Wounded Times
Kathie Costos
October 4, 2022
Last month I wrote about how I realized that I couldn't hug myself. I still had compassion for other people but didn't have any for myself. It showed in the book I was editing. The 13th Minister Of The Mystery is part three in The Lost Son Series. After going back into therapy to heal from grief, it started to work enough that I found the courage to submit it to publishers and agents. Huge for me! The last time I tried that was back in 2000 when I wrote For The Love Of Jack. An author, who was brilliant, talented, and a genius when it came to PTSD, even tried to help me find a publisher. No luck. I ended up self-publishing it and have been self-publishing ever since.
If you don't know what authors go through trying to find a publisher or agent, it is an arduous process, to say the least. Each one wants things done differently. Sometimes I think was easier to write three books in a year. This last one is over 115,000 words. Then you wait for rejections. It's like waiting for a broken bone to heal. As bad as that is, more publishers and agents won't even bother to respond. So far, it's been more silence than rejections, but at least the rejections end the torment.
There was one of them that I had great hopes in and, to tell the truth, I was hopeful to check my email every day until the rejection came. At least they wished me luck as I cried. Because of the therapy, I was able to finally, mercifully, hug myself when I read it. It may not seem like such a big deal to reach the point when I had compassion for myself, but it was something I couldn't do all year. I also had a huge glass of wine with dinner.
Maybe that's the best message I can give right now. I am still healing but not having the ability to have compassion for myself was in the way of my healing. When you have PTSD, that can happen to you too. After you survive, you go through a rollercoaster of emotional highs and lows. I remember one second I felt lucky to have survived and in the next moment I felt like a large because it happened to me. The "why me" question worked both ways. Why did I survive and why did it happen to me at all followed did God save me or did He do it to me in the first place? When I stopped asking why it happened, the most important question of all had to be, "what do I do about it now?"

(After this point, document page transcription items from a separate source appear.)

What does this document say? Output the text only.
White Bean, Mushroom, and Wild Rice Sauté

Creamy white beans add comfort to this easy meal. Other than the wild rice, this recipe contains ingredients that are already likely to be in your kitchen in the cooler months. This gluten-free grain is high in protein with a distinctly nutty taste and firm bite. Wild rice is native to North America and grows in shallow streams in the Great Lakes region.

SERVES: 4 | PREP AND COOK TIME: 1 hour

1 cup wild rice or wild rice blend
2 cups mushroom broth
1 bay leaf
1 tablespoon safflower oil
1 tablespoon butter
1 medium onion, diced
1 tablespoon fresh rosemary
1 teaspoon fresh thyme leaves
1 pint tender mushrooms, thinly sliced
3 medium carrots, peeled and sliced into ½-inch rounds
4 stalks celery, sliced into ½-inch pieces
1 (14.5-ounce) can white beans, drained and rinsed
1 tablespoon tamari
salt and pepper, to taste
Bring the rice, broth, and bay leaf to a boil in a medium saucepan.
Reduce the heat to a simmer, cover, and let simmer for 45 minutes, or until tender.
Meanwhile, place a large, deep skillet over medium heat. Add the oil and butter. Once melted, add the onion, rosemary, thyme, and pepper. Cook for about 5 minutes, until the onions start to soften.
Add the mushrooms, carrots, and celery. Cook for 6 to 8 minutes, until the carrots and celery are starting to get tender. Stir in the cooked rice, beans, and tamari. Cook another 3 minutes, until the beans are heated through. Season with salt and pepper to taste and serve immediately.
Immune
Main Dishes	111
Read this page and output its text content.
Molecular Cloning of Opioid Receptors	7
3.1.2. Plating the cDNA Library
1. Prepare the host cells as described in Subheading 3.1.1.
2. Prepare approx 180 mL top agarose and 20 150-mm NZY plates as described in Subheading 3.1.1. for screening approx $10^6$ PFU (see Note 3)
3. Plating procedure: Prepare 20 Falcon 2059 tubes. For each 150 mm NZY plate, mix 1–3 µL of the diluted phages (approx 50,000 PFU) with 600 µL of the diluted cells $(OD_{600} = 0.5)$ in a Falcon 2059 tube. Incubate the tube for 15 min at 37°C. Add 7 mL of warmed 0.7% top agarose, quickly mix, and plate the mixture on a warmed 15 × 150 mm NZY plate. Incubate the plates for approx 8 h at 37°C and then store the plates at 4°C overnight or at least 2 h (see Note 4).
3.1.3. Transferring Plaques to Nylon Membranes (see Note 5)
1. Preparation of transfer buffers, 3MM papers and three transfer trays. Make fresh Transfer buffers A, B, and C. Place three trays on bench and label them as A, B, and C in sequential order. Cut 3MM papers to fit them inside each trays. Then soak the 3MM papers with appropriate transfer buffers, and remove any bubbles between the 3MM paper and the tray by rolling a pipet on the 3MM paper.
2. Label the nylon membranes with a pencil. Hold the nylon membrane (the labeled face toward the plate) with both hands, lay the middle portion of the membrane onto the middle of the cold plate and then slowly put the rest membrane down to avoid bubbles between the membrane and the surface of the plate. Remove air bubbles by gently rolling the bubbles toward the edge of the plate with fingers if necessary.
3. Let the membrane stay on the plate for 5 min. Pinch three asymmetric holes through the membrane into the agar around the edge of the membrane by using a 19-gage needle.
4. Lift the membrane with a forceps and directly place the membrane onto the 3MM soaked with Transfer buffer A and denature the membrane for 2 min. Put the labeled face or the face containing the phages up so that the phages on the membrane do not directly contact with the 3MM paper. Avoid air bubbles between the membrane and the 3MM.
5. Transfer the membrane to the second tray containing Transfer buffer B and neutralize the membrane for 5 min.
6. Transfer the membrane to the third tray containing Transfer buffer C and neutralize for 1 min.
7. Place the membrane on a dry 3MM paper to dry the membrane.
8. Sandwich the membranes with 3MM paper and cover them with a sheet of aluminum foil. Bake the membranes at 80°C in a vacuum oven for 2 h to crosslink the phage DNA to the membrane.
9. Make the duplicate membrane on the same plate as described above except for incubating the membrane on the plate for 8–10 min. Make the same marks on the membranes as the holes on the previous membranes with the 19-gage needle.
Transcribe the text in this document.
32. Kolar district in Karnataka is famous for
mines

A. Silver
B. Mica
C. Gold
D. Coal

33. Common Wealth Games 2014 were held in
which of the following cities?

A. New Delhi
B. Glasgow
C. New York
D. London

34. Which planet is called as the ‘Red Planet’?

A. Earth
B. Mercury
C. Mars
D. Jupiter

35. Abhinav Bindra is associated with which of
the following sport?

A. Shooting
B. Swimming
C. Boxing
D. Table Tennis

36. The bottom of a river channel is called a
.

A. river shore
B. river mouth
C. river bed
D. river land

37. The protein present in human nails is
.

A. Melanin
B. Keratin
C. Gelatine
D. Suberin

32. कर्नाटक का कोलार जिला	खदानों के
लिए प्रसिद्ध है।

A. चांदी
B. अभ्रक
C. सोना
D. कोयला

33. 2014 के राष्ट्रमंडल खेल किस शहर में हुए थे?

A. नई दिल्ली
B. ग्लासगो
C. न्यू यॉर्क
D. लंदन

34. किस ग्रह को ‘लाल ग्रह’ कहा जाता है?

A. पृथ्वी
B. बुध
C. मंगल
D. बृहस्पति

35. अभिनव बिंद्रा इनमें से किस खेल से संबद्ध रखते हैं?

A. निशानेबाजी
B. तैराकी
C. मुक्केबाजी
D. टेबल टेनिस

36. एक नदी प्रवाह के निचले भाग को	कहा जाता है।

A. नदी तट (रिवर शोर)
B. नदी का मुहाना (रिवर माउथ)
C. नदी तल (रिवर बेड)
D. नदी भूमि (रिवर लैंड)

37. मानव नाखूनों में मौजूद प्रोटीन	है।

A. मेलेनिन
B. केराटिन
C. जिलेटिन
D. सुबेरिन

I answered that one by learning all I could until I understood what came with the trauma and what came afterward with surviving it. To know how much power I had to define the rest of my life as a survivor, I think was the most empowering thing of all. Even more, comfort came when I learned that trauma and PTSD do not just happen to people that fight wars, but end up fighting the war within themselves. One part of your head tells you that you deserve to suffer, and that comes when you think God did it to you. The other side is telling you that you survived for a reason and that comes when you think God saved you. For me, in the ten times I survived, it was a battle between the two forces topped off with expecting people to understand that surviving changes all of us, no matter to what degree we go through.
That's what I put into these books. Admittedly, I did change the ending of the 13th Minister Of The Mystery as I began to heal. The main character is male but is a lot like me fighting the same battles I did. Ok, all of the characters are either chunks of me or me I wish I could be. Once I was able to hug myself, Chris started to be able to do the same thing and accept the changes he had been through for a greater purpose than he ever dreamt of.
All of us can too! Oh, btw, that isn't the book cover since I'm still waiting to hear from some more agents and publishers, but I wanted to play around in Photoshop.